Romantic songs Sachindev Burman

A classic, interpreted…

The local FM station played this song, a personal favourite since many decades today morning. I was instantly transported back through the decades as if in a time machine. The song is from a 70 plus year old movie, Afsar starring the debonair and perennially young Dev Anand and Suraiya. The movie, based on Nikolai Gogol’s The Government Inspector, which was a very acerbic and incisive comment about the rampant corruption in Imperial Russia.  The novel was actually published in the 1830s. The movie was the very first movie Dev Anand made under the Navketan banner. Directed by his older brother Chetan Anand, it had great music by the genius Sachindev Burmanda who struck a great partnership with Navketan right from the get go, so to speak. Suraiya sang 5 songs picturized on her. Listen to this:

Suraiya undoubtedly was a very good singer and it shows in her songs. Right from the first notes of the introduction, she weaves a magical spell on me in particular and the entire audience in general. Such a distinct, soothing sound. She sings the low notes as well as the highest ones. The song’s lyrics are by Pandit Narendra Sharma.

The plot is hilarious and it’s amazing that there are unmistakable parallels  between Tsarist Russia and India.

The story relates to the last era of British rule when after several land reforms in India, the government faces the impossible task of assessing the actual incomes of landlords to get them in for taxing them. For purpose of direct assessments revenue officers are sent out, and s larger number of (for more accurate assessments) people are sent out in disguise claiming to be pursuing various professions for longer periods of time to make their own assessment of reality and of actual sources and incomes.

Dev Anand is a smart but long unemployed city youth who doesn’t know all this goes along with an illiterate whimsical assistant, barest of furniture and no medical knowledge whatsoever goes into the village and sets up a dispensary claiming to be a doctor, to earn a living. He meets the village chief , who has much to hide, and as his medical illiteracy is only too apparent, thinks he is a Government agent sent to spy on them, and tries to honey trap him with his beauteous daughter, Suraiya.

The rest of the story is pretty much predictable.

The song has such strong Bangla influence, Burmanda‘s magic is very apparent.
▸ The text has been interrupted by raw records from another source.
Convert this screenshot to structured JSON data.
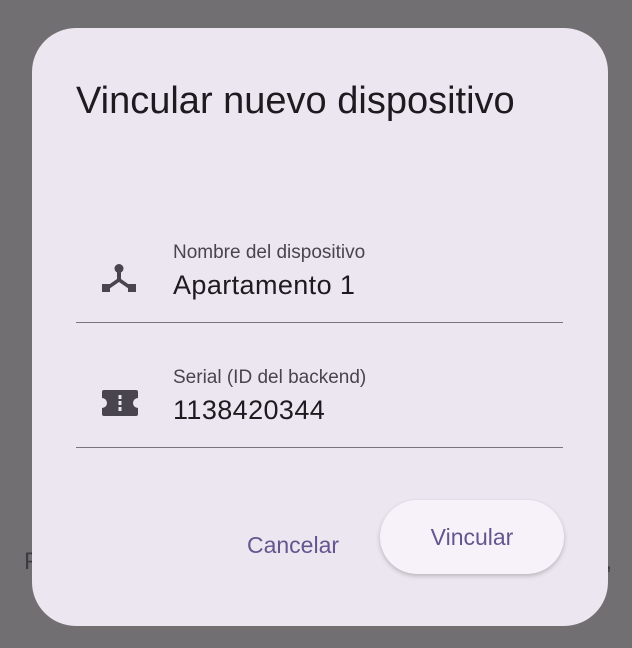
{
  "background": {
    "left_text": "P",
    "right_text": ","
  },
  "dialog": {
    "title": "Vincular nuevo dispositivo",
    "fields": [
      {
        "label": "Nombre del dispositivo",
        "value": "Apartamento 1",
        "icon": "device-hub-icon"
      },
      {
        "label": "Serial (ID del backend)",
        "value": "1138420344",
        "icon": "confirmation-number-icon"
      }
    ],
    "cancel_label": "Cancelar",
    "confirm_label": "Vincular"
  },
  "colors": {
    "scrim": "#726f73",
    "dialog_surface": "#ece6f0",
    "primary": "#65558f",
    "on_surface": "#1d1b20",
    "outline": "#79747e"
  }
}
A superhit song and score that set up the foundation for a very durable partnership between Burmanda and Navketan. The song is based on a Rabindrasangeet

The influence of Rabindranath Thakur on the Bangla mind and psyche is unimaginable in every way, such was the multifaceted genius.

Stay happy and healthy, folks, as I rush to the hospital with dense clouds in the dark skies


By abchandorkar

Consultant Interventional Cardiologist, Pune, India

4 replies on “A classic, interpreted…”

Wah wah wah.. What a golden song after so many days I am listening !! .. Suraiya, Shamshad begam.. Those were days full of true voices, music, meaningful songs, what not !! All pure.. Thank God I enjoyed their songs, in school/college days. Thank you sir for this song.